Sir Paul said he had no reason to believe until recently that the initial investigation had not been a success, and he believed his staff when they told him there was no new evidence when they looked at the inquiry again.
He said he was resigning “because I’m a leader”, adding: “Leadership is not about popularity, it’s not about the press, it’s not about spinning. It’s about making decisions that put your organisation, your mission and the people you lead first. It’s about doing things that will make them proud of the leaders and that’s much different from being popular with them.
“It’s about making decisions that may be difficult and personally painful.

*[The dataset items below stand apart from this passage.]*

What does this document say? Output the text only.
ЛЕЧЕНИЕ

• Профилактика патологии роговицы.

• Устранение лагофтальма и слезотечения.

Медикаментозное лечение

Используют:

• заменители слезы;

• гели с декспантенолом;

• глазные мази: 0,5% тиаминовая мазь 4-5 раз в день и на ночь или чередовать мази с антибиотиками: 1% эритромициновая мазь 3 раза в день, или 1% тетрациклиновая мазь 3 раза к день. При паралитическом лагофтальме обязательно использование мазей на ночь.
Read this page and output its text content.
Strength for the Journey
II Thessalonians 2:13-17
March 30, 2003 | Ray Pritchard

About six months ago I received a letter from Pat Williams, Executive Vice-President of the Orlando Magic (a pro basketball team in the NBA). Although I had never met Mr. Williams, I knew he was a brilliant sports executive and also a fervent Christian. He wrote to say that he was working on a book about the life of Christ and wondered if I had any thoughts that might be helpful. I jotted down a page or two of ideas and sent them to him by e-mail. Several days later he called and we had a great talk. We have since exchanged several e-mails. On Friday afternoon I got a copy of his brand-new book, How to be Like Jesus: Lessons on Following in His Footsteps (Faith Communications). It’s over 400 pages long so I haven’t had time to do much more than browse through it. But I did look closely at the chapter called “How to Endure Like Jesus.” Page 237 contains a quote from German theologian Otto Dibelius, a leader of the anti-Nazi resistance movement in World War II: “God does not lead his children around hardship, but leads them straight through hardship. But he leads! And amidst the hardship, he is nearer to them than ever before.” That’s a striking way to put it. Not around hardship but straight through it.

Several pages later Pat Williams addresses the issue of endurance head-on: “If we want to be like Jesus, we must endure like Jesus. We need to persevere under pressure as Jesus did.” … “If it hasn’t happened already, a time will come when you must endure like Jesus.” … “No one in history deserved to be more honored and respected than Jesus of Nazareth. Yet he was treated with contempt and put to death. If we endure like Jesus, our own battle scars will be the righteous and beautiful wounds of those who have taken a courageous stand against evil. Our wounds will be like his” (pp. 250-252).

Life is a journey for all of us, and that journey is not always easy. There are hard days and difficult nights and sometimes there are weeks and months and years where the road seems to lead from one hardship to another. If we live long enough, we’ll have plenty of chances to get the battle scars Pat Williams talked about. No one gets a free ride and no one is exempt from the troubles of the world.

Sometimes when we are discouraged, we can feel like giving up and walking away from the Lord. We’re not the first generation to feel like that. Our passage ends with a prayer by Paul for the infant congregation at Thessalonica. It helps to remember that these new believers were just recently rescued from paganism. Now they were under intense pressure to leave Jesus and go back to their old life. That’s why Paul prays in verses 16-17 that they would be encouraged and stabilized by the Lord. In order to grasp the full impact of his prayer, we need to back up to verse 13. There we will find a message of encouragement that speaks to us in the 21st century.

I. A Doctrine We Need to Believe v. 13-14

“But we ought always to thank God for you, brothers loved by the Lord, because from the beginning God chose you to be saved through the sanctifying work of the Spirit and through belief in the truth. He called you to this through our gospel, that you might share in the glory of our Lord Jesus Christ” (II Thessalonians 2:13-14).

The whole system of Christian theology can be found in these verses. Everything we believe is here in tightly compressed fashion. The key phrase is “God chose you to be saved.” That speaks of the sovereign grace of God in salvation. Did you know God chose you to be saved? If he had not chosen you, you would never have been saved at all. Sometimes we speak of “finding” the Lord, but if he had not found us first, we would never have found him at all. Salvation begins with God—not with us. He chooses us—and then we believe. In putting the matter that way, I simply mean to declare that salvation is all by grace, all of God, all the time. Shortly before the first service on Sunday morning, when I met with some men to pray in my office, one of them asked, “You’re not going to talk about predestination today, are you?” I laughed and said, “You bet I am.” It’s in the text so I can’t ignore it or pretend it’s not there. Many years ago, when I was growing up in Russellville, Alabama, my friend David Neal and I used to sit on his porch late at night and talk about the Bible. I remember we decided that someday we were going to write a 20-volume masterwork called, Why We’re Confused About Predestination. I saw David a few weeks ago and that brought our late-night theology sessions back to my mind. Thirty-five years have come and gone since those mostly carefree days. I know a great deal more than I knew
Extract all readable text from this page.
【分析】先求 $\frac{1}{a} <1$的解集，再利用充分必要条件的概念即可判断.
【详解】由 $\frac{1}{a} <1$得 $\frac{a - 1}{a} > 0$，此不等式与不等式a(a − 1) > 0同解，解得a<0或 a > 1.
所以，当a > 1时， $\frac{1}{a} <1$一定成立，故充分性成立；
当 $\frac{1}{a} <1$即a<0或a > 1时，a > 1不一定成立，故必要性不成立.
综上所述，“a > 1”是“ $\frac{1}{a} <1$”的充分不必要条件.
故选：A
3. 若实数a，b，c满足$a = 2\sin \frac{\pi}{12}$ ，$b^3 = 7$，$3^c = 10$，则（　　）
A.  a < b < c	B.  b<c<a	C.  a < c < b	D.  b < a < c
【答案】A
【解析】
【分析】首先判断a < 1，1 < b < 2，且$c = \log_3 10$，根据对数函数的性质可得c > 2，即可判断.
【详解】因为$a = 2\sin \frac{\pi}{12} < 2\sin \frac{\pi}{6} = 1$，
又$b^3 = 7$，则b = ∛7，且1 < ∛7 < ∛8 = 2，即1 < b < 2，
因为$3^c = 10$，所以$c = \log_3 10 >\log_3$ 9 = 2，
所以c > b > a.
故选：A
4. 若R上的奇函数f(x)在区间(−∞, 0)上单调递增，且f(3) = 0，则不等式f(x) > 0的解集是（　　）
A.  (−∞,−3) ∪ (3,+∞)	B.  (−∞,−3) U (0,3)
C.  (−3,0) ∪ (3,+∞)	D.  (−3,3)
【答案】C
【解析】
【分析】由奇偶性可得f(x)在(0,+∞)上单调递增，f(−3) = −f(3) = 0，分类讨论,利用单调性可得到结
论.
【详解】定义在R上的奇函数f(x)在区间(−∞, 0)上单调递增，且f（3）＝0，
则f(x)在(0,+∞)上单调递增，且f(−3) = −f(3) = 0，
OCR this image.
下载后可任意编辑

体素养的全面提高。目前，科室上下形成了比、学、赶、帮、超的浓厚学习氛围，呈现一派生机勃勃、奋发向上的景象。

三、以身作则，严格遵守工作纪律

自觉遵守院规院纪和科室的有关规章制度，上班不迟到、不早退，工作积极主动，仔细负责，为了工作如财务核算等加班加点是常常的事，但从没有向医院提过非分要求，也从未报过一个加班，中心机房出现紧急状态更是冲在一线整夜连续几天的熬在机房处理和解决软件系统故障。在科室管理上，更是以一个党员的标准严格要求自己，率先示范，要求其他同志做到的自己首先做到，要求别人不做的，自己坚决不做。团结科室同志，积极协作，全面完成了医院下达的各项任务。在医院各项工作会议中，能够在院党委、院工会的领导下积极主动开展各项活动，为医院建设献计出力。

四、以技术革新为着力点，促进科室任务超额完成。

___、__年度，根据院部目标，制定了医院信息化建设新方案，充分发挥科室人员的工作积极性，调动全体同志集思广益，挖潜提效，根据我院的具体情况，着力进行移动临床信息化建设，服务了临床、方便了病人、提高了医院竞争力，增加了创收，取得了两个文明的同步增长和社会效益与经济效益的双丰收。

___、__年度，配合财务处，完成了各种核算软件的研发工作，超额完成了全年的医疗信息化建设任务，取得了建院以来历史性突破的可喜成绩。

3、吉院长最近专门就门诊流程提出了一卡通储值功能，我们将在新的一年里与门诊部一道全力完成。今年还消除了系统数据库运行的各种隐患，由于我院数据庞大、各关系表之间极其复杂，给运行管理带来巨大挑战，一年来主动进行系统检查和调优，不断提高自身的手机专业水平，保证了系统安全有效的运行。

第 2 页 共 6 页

And that’s leadership and that’s why I’m going.”
It also emerged today that Neil Wallis may have provided “informal advice” to David Cameron’s communications chief Andy Coulson before the general election.
A Conservative spokesman said: “There have been some questions about whether the Conservative Party employed Neil Wallis.
“We have double checked our records and are able to confirm that neither Neil Wallis nor his company has ever been contracted by the Conservative Party, nor has the Conservative Party made payments to either of them.
“It has been drawn to our attention that he may have provided Andy Coulson with some informal advice on a voluntary basis before the election. We are currently finding out the exact nature of any advice.
“We can confirm that apart from Andy Coulson, neither David Cameron nor any senior member of the campaign team were aware of this until this week.”